Notes and Further Reading

This research was first published in early form in December 2023 at the NeurIPS 2023 Workshop on Efficient Natural Language and Speech Processing. It will be presented in July 2024 at the International Conference on Machine Learning. The full research paper may be viewed at this link: Beyond Chinchilla-Optimal: Accounting for Inference in Language Model Scaling Laws.

Many studies have contributed to the development of scaling laws for LLMs, including Hestness et al. (2017; 2019), Rosenfeld et al. (2019), Henighan et al. (2020), Kaplan et al. (2020), Sorscher et al. (2022), and Caballero et al. (2022) (see Villalobos (2023) for a review). Some of these studies focused on scaling laws for transfer settings (i.e. downstream performance), such as Hernandez et al. (2021); Mikami et al. (2021); Abnar et al. (2021) and Tay et al. (2022).

A few studies such as Besiroglu et al. (2024) and Porian et al. (2024) have also further scrutinized the parametric function fitting approach of the original Chinchilla paper by Hoffman et al. 2022.
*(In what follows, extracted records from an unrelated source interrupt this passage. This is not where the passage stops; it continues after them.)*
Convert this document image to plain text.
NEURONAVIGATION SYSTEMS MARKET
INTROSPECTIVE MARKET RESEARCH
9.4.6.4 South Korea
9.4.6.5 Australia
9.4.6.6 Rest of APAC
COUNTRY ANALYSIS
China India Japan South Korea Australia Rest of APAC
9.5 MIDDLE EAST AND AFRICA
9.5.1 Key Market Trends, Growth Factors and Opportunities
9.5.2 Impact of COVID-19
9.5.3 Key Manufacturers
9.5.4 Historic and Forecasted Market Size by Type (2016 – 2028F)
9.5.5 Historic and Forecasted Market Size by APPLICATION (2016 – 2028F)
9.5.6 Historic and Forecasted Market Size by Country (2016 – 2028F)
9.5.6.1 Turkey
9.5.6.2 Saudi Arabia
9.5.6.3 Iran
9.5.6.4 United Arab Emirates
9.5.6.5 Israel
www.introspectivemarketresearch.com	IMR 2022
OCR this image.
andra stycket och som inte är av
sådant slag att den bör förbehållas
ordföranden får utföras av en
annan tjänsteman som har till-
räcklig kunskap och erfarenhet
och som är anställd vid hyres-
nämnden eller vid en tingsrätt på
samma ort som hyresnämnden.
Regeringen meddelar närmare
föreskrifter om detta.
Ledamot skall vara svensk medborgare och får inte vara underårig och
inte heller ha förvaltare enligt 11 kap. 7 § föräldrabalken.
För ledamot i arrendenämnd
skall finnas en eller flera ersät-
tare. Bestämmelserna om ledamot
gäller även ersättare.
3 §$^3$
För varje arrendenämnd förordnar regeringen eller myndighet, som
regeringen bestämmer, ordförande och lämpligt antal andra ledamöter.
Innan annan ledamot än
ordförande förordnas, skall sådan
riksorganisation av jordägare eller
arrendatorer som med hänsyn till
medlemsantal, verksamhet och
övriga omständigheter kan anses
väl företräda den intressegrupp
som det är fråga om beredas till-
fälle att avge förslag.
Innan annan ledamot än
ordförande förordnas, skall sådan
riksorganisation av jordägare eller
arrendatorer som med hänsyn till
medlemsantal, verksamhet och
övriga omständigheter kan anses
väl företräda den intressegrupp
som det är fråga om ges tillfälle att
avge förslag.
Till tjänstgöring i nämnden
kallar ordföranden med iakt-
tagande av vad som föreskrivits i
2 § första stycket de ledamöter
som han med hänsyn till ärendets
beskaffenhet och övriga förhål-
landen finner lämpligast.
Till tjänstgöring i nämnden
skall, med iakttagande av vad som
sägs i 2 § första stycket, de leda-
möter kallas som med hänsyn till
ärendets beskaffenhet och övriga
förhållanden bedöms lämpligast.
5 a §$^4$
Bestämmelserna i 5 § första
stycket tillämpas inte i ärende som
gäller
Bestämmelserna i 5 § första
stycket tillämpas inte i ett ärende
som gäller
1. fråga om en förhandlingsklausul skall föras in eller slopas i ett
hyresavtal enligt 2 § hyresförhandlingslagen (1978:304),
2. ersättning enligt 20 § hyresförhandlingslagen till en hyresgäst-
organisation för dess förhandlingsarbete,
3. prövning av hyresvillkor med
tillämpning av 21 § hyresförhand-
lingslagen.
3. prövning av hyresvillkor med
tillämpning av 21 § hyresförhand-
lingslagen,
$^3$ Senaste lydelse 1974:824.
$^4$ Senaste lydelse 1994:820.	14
A handful of exciting scaling law papers have been published since 2023, when an earlier version of this work was presented (Sardana and Frankle 2023). For example, Krajewski et al. (2024) characterize differences in scaling properties between dense transformers and Mixture of Expert (MoE) models. More theoretical studies include Michaud et al. (2024), Bordelon et al. (2024), Paquette et al. (2024) and Ruan et al. (2024).

The results presented in Gadre et al. (2024) are particularly relevant to this paper. The authors train 100 models between the sizes of 1.4B and 6.9B parameters and on data with tokens-per-parameter ratios between 20 and 640. Similar to our study, they find reliable scaling laws in these model and data regimes. They also find that downstream task performance is strongly correlated to LLM perplexity.